Blennow explained the significance of the study, “If the new type of pharmaceutical that can directly slow the progression of the disease proves to have a clinical effect … It is important in this case to start treatment before the changes in the brain have become too severe.”
Promising Colorectal Cancer Biomarker Discovered
“The results implied that NDRG4 promotor methylation was more prevalent in colorectal cancer than in noncancerous colon tissue."
A team of researchers led by Manon van Engeland from the department of pathology at Maasrtricht University Medicial Centre (The Netherlands) studied the NDRG4 gene as a novel tumour suppressor and a biomarker in stool samples.
NDRG4 promoter methylation was analyzed in human colorectal cancer cell lines, colorectal tissue and noncancerous colon mucosa using methylation-specific PCR and bisulfite sequencing. NDRG4 mRNA and protein expression were measured using real-time PCR and immunohistochemistry, respectively. Quantitative methylation-specific PCR enabled NDRG4 to be examined as a biomarker in fecal DNA from 75 colorectal cancer patients and 75 control subjects.
The results implied that NDRG4 promotor methylation was more prevalent in colorectal cancer than in noncancerous colon tissue. mRNA and protein expression of NDRG4 was found to be decreased in the cancerous tissue compared with the healthy mucosa. The authors concluded that, “to our knowledge, this is the first study to describe a tumor suppressor role for NDRG4 in cancer. Our data indicate that NDRG4 promoter methylation is potentially useful as a sensitive and specific noninvasive pre-selection modality for identifying individuals at risk for colorectal cancer for whom colonoscopy is recommended.”
Early B-Type Natriuretic Peptide Response Predicts Outcome in Acute Heart Failure
Reduced levels of B-type natriuretic peptide (BNP) following treatment for acutely decompensated heart failure may indicate a better prognosis, according to new research carried out by Alain Cohen-Solal (Université Denis Diderot, Paris, France) and colleagues.

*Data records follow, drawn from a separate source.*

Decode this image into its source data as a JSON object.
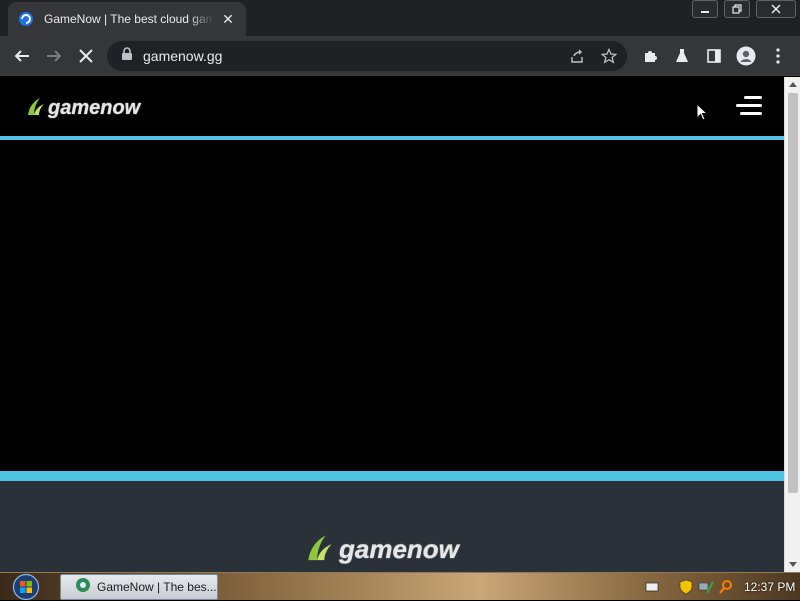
{
  "browser": {
    "tab_title": "GameNow | The best cloud gaming",
    "tab_close": "✕",
    "url": "gamenow.gg",
    "window_controls": {
      "minimize": "minimize-icon",
      "restore": "restore-icon",
      "close": "close-icon"
    }
  },
  "site": {
    "logo_text": "gamenow",
    "footer_logo_text": "gamenow",
    "colors": {
      "accent_stripe": "#4fc3e4",
      "logo_green": "#8dc63f",
      "footer_bg": "#2b3139"
    }
  },
  "taskbar": {
    "task_label": "GameNow | The bes...",
    "clock": "12:37 PM"
  }
}
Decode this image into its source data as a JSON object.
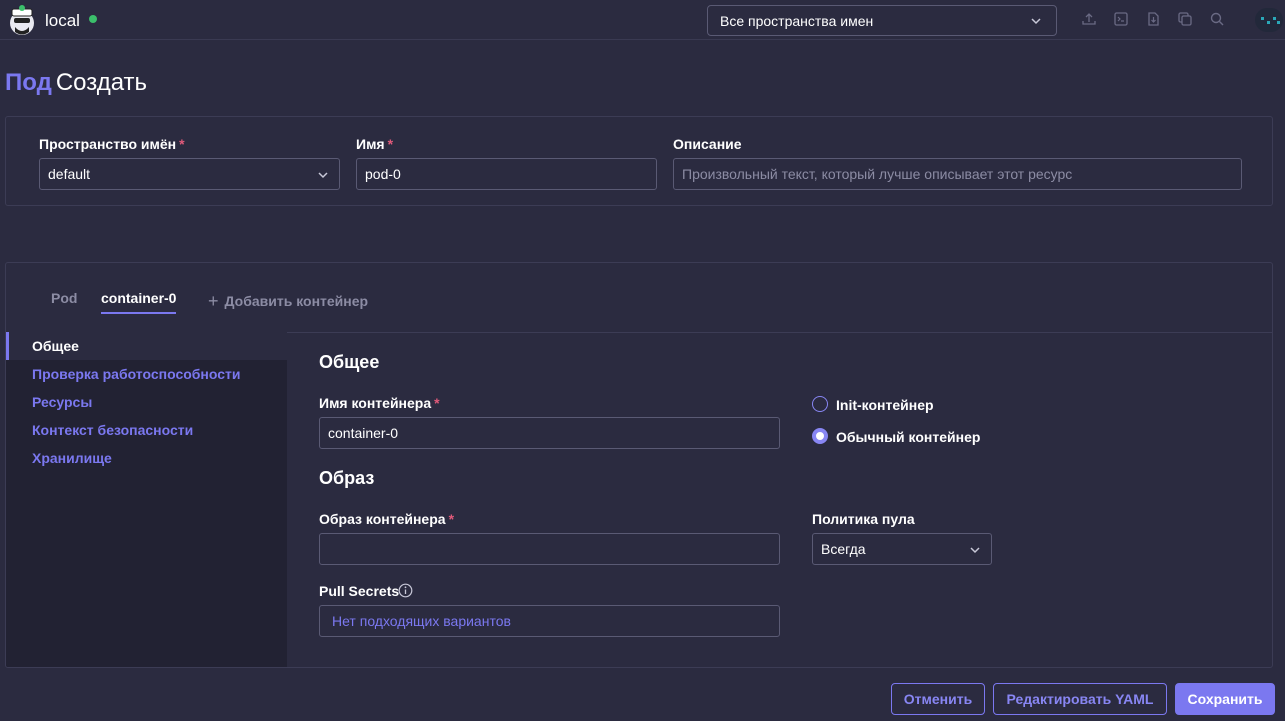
{
  "header": {
    "cluster_name": "local",
    "namespace_filter": "Все пространства имен",
    "icons": [
      "upload-icon",
      "terminal-icon",
      "download-file-icon",
      "copy-icon",
      "search-icon"
    ],
    "status_color": "#3bbf6b"
  },
  "page": {
    "resource": "Под",
    "action": "Создать"
  },
  "meta": {
    "namespace_label": "Пространство имён",
    "namespace_value": "default",
    "name_label": "Имя",
    "name_value": "pod-0",
    "description_label": "Описание",
    "description_placeholder": "Произвольный текст, который лучше описывает этот ресурс",
    "required_mark": "*"
  },
  "tabs": {
    "pod": "Pod",
    "container": "container-0",
    "add": "Добавить контейнер"
  },
  "sidebar": {
    "items": [
      {
        "label": "Общее"
      },
      {
        "label": "Проверка работоспособности"
      },
      {
        "label": "Ресурсы"
      },
      {
        "label": "Контекст безопасности"
      },
      {
        "label": "Хранилище"
      }
    ]
  },
  "general": {
    "title": "Общее",
    "container_name_label": "Имя контейнера",
    "container_name_value": "container-0",
    "radio_init": "Init-контейнер",
    "radio_regular": "Обычный контейнер"
  },
  "image": {
    "title": "Образ",
    "image_label": "Образ контейнера",
    "image_value": "",
    "pull_policy_label": "Политика пула",
    "pull_policy_value": "Всегда",
    "pull_secrets_label": "Pull Secrets",
    "pull_secrets_empty": "Нет подходящих вариантов"
  },
  "footer": {
    "cancel": "Отменить",
    "edit_yaml": "Редактировать YAML",
    "save": "Сохранить"
  },
  "colors": {
    "accent": "#7b78f0",
    "background": "#2b2b40",
    "sidebar_bg": "#222233",
    "required": "#e05a7a"
  }
}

The new data suggest that lower levels of BNP over the first 5 days following treatment are associated better survival at 1 and 6 months.
The researchers retrospectively analyzed data for 1038 patients enrolled in the Survival of Patients with Acute Heart Failure in Need of Intravenous Inoptropic Support (SURVIVE) trial, which aimed to examine the effect of levosimendan and dobutamine on 1- and 6-month mortality in severe acutely decompensated heart failure patients. Criteria for enrollment in the trial included a left ventricular ejection fraction of 30% or below and being in need of inotropic support, as indicated by an insufficient response to intravenous diuretics and/or vasodilators, with at least one of: oliguria; dyspnea at rest or on mechanical ventilation; and pulmonary-capillary wedge pressure above 18 mmHg or cardiac index below 2.2 l/min.
Patients classified as responders (follow-up BNP level at least 30% lower than baseline) at days 1, 3 and 5 had lower all-cause mortality than nonresponders (p ≤ 0.001), whereas those with an increase in BNP between baseline and day 5 had three- or more times higher 1-month mortality than responders. Responders at day 5 had a 67% reduction in 1-month and 47% reduction in 6-month all-cause mortality compared with nonresponders (both p < 0.001).
Mihai Georghiade and Peter Pang (Northwestern University Feinberg School of Medicine, IL, USA), believe the study “raises an important hypothesis that remains to be tested: in patients hospitalized with severe heart failure, a significant decrease in BNP over a few days irrespective of any specific therapy is a better predictor of prognosis than the baseline BNP measurement.”